Even more cliche than those drugstore Father’s Day cards referencing golf and ale consumption and handyman tools, are the ones that show Dad taking a paint roller to his bird’s egg blue brick house and painting it Pepto-Bismol pink.

Okay, so he’s actually painting a pink house blue. That makes more sense. Perhaps Mom just painted it pink a month ago for Mother’s Day, and now it’s HIS day and his color. He gets eleven months of blue, but she only gets four weeks of pink. That’s not fair.
But, really, what’s wrong with the pink? Pink houses were so coveted in the 80s, in fact, that John Cougar Mellencamp even wrote a song about it.

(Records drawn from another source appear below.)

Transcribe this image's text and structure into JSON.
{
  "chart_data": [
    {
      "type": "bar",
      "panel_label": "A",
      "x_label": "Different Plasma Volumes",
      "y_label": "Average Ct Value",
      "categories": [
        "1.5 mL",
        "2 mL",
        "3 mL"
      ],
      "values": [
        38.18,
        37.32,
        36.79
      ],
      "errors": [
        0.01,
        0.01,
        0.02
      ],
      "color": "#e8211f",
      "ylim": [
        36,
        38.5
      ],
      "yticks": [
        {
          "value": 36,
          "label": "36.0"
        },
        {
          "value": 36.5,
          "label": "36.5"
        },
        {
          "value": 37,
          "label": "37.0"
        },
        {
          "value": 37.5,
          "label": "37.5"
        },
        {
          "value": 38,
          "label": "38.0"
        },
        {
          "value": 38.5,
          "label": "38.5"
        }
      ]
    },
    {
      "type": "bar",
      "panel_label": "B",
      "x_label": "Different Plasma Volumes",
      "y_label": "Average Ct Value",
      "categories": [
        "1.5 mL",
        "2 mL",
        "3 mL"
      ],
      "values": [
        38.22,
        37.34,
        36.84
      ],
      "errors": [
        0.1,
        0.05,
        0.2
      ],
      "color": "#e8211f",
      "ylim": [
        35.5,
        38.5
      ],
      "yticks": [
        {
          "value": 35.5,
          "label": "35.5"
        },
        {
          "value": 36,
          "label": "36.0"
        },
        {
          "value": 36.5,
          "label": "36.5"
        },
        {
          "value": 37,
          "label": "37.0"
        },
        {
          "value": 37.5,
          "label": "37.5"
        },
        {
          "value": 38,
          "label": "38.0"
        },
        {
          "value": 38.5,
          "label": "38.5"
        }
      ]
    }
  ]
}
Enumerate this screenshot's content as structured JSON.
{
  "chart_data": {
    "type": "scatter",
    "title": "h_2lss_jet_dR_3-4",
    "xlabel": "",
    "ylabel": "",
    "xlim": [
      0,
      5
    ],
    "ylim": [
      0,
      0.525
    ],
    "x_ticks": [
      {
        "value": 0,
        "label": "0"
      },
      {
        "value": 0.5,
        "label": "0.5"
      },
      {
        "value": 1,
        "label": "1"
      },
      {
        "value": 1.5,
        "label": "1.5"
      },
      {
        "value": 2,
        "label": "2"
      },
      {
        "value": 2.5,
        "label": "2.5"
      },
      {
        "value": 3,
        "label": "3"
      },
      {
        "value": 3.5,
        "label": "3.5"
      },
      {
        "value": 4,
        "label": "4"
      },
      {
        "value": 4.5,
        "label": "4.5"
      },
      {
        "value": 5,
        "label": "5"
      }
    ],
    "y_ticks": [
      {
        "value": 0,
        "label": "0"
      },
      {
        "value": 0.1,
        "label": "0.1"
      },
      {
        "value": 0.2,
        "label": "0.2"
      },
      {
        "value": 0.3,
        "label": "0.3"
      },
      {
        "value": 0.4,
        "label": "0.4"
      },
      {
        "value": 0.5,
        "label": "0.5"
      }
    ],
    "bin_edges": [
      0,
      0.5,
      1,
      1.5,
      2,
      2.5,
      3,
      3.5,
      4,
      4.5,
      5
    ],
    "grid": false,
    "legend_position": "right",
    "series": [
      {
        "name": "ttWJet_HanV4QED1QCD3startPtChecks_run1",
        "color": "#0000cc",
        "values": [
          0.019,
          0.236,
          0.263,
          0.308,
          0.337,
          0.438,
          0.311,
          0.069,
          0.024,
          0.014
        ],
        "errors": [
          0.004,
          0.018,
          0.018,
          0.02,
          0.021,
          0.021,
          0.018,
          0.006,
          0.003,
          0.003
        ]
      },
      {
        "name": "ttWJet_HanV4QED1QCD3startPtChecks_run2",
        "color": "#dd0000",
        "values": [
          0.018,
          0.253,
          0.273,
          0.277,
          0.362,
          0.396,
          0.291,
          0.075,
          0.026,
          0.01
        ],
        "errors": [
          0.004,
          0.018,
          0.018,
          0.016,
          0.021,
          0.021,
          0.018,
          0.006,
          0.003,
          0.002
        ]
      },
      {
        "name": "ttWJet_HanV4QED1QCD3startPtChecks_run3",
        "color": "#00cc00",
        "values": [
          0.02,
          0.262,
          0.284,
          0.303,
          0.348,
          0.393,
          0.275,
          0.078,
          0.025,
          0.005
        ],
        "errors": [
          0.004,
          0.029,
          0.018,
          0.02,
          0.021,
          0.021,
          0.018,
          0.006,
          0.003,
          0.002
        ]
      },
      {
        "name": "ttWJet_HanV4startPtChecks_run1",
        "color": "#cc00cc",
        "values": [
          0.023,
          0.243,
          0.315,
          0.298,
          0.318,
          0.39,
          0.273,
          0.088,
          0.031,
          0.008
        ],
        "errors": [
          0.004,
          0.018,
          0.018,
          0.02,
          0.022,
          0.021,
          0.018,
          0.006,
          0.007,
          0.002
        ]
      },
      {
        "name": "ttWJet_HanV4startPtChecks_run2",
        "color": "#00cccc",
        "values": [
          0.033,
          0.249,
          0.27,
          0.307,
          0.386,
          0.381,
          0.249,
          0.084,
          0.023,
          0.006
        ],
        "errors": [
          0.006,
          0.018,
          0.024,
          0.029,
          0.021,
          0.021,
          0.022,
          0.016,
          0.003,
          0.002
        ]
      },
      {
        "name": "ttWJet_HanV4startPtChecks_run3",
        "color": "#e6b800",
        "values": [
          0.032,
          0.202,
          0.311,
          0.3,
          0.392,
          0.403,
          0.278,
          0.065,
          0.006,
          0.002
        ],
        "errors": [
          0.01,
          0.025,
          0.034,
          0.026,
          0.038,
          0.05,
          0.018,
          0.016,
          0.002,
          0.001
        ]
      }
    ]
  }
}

Here he is in the video, excitedly pumping up the cheerleader and sweat-domed, sleeveless buddy whom he had recruited to paint the basic white clapboard house behind him. All hail pink houses! And really, ain’t that America, for you and me?
The ad continues with way more paragraphs than necessary, as was the way back in the day, when people weren’t reading posts on phones and had plenty of time to sit and read a short-story-length ad on paint.
And what mid-century dad didn’t appreciate a can of SPRED Glide-On, not to be confused with Astroglide? Glidden also made a latex wall paint called SPRED Satin, for even fancier fathers.
So maybe Dad didn’t want a pink house for good reason. What do you think? A palace fit for a king? Not even for a vacation house? Sometimes less is more.